You see, the beauty of reading on a tablet is you only need one hand, you can turn the pages with the tap of a screen. It meant I could read standing up, sitting down, pressed against the frame of a door or even in the dark. What’s more, when you finish, another world or another story is immediately available, as long as you’ve planned accordingly.

If reading on the commute is salvation, enjoying a real book with your hands on a train is nothing less than transcendent. Get yourself a tea and Twix and those two, four, eight hours are no longer time to kill, but opportunity that can feel like it’s gone too fast. I don’t want to get off yet, I have to know what happens.

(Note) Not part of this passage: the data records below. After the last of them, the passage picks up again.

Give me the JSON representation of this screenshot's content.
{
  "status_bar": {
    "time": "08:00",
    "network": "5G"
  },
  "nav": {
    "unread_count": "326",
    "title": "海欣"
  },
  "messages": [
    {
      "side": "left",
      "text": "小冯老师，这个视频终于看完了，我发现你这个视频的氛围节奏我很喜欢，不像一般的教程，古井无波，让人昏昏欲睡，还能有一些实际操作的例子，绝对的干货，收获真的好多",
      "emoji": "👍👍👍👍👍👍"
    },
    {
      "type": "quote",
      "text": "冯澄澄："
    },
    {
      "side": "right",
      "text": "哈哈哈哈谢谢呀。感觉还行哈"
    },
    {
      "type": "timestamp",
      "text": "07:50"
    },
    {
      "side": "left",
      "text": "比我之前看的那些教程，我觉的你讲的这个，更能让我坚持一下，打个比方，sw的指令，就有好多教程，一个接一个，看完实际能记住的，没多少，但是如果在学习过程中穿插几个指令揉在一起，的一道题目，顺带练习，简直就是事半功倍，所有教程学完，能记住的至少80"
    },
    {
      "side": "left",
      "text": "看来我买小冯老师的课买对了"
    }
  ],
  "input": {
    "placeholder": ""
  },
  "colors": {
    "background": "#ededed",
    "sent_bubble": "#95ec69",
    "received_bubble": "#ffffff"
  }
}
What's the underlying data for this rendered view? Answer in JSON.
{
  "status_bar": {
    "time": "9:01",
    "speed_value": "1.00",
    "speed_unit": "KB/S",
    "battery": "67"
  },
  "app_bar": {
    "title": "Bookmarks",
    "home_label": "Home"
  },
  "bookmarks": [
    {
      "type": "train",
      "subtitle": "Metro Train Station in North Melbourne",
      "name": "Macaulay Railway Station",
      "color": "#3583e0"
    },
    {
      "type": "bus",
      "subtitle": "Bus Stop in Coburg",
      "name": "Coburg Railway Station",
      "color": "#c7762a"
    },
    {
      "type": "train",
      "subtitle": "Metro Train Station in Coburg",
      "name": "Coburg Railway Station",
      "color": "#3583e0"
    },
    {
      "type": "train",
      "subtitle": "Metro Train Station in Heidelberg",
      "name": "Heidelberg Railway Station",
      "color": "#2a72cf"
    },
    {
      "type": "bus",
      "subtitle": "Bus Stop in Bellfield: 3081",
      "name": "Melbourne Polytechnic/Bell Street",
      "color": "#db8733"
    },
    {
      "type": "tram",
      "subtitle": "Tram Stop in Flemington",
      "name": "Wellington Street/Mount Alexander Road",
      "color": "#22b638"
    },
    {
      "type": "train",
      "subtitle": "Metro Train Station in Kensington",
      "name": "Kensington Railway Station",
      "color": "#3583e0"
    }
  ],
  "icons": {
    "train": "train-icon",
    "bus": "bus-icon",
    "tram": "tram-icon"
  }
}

Last weekend, I travelled for a friend's birthday in Bristol, armed with Ben Lerner’s Leaving the Atocha Station. Racing through England’s rural countryside, I didn’t think about the time of the journey, whether I had to worry if someone sat next to me. Instead, my mind was occupied by visions of Madrid, political protests, and love triangles.

On the way back, still muddy from a charity 10k, I devoured Rebecca May Johnson’s Small Fires: An Epic in the Kitchen. I didn’t worry about the pain in my joints, the plantar fasciitis kicking in as my painkillers wore off. My thoughts were of Berlin, the dishes I’ve cooked to convey love, and the way translations can lead our perceptions of stories like The Odyssey.Later that night, I began reading something else in bed, which was obviously lovely. But there’s no better space to read than a quiet train through the countryside, and I can’t wait for my next journey. I can’t wait for my next adventure, and the world I’ll enjoy not at the end of it, but as I travel.